General Pike had inflicted heavy damage, but because the British fire had been concentrated on her, had also suffered severely. Wolfe had brought down her mizzen topmast and during the pursuit, the main topgallant mast had also fallen and the rigging of the foremast and bowsprit had been damaged. There were several hits below the waterline forward, and a cannon had exploded, killing or wounding twenty men and damaging the topgallant forecastle. Four other guns also were badly cracked and threatened to burst.

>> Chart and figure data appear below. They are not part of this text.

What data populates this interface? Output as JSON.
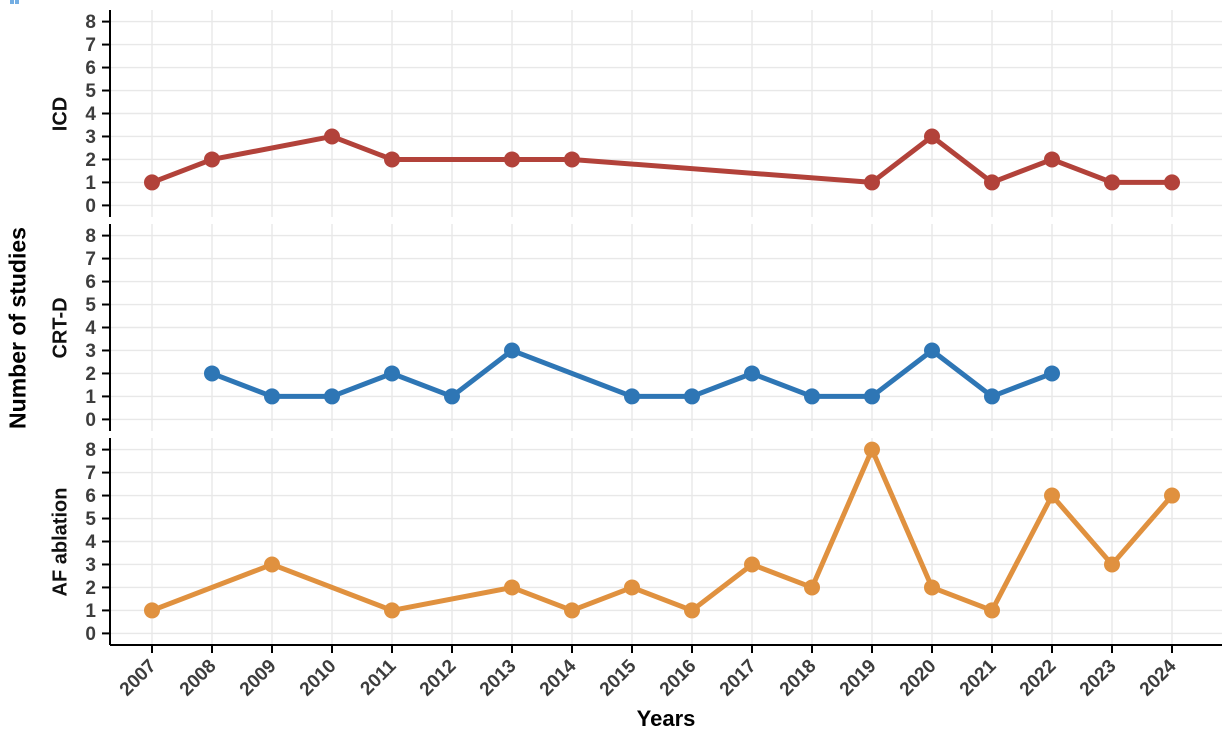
{
  "page": {
    "artifact": {
      "description": "stray light-blue quote-mark artifact at top-left corner",
      "color": "#74aee3"
    }
  },
  "chart": {
    "ylabel": "Number of studies",
    "xlabel": "Years",
    "facets": [
      {
        "label": "ICD"
      },
      {
        "label": "CRT-D"
      },
      {
        "label": "AF ablation"
      }
    ]
  },
  "chart_data": {
    "type": "line",
    "title": "",
    "xlabel": "Years",
    "ylabel": "Number of studies",
    "facet_layout": "3 stacked panels sharing x axis, strip labels on left, rotated",
    "x_categories": [
      2007,
      2008,
      2009,
      2010,
      2011,
      2012,
      2013,
      2014,
      2015,
      2016,
      2017,
      2018,
      2019,
      2020,
      2021,
      2022,
      2023,
      2024
    ],
    "yticks": [
      0,
      1,
      2,
      3,
      4,
      5,
      6,
      7,
      8
    ],
    "ylim": [
      0,
      8
    ],
    "grid": true,
    "legend_position": "none",
    "x_tick_angle_deg": 45,
    "series": [
      {
        "name": "ICD",
        "facet": "ICD",
        "color": "#b2423a",
        "points": [
          [
            2007,
            1
          ],
          [
            2008,
            2
          ],
          [
            2010,
            3
          ],
          [
            2011,
            2
          ],
          [
            2013,
            2
          ],
          [
            2014,
            2
          ],
          [
            2019,
            1
          ],
          [
            2020,
            3
          ],
          [
            2021,
            1
          ],
          [
            2022,
            2
          ],
          [
            2023,
            1
          ],
          [
            2024,
            1
          ]
        ]
      },
      {
        "name": "CRT-D",
        "facet": "CRT-D",
        "color": "#2e76b5",
        "points": [
          [
            2008,
            2
          ],
          [
            2009,
            1
          ],
          [
            2010,
            1
          ],
          [
            2011,
            2
          ],
          [
            2012,
            1
          ],
          [
            2013,
            3
          ],
          [
            2015,
            1
          ],
          [
            2016,
            1
          ],
          [
            2017,
            2
          ],
          [
            2018,
            1
          ],
          [
            2019,
            1
          ],
          [
            2020,
            3
          ],
          [
            2021,
            1
          ],
          [
            2022,
            2
          ]
        ]
      },
      {
        "name": "AF ablation",
        "facet": "AF ablation",
        "color": "#e0913f",
        "points": [
          [
            2007,
            1
          ],
          [
            2009,
            3
          ],
          [
            2011,
            1
          ],
          [
            2013,
            2
          ],
          [
            2014,
            1
          ],
          [
            2015,
            2
          ],
          [
            2016,
            1
          ],
          [
            2017,
            3
          ],
          [
            2018,
            2
          ],
          [
            2019,
            8
          ],
          [
            2020,
            2
          ],
          [
            2021,
            1
          ],
          [
            2022,
            6
          ],
          [
            2023,
            3
          ],
          [
            2024,
            6
          ]
        ]
      }
    ],
    "style": {
      "grid_color": "#e8e8e8",
      "axis_color": "#000000",
      "tick_label_color": "#3d3d3d",
      "line_width": 5,
      "point_radius": 8
    }
  }
}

After returning to Sackett's Harbor for repairs early in October, General Pike supported troop movements against the British at the lower end of Lake Ontario until mid-November when she returned to the Niagara Peninsula to cover the transfer of American troops from Fort Niagara to Sackett's Harbor. She remained at Sackett's Harbor during the winter months. Sinclair had received promotion to Captain during the year and asked for an independent command. He was later appointed to command on Lake Erie. His replacement in command of General Pike was Master Commandant William M. Crane.

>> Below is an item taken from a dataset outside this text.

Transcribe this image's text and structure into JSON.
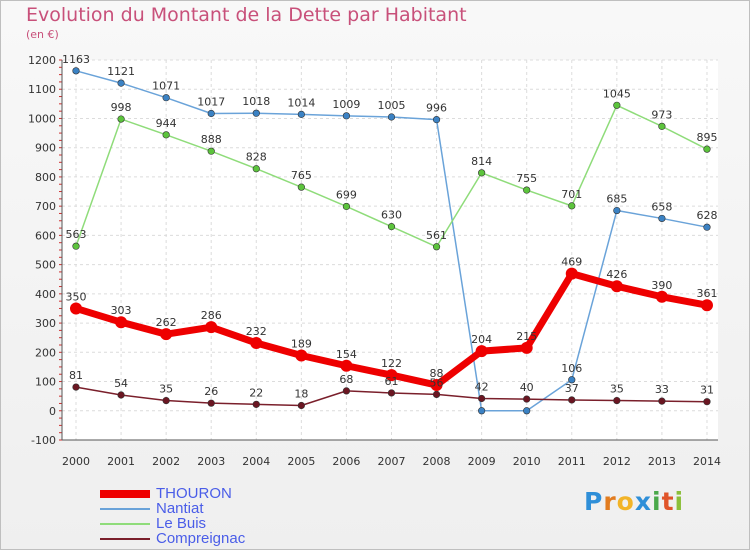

Throughout the remainder of the War of 1812, General Pike continued to operate with Chauncey's squadron, although no longer as flagship once Chauncey had commissioned two larger frigates. After the British withdrew blockading ships from Sackett's Harbor early in June 1814, General Pike joined other American ships in a counter-blockade of the British squadron at Kingston. The Americans kept Yeo's ships confined to Kingston harbor, and General Pike cruised Lake Ontario freely from the head of the St. Lawrence River to Sackett's Harbor until October, when the American squadron withdrew into its base.

==Fate==
Following the end of the war, General Pike was laid up at Sackett's Harbor. She was sold in 1825.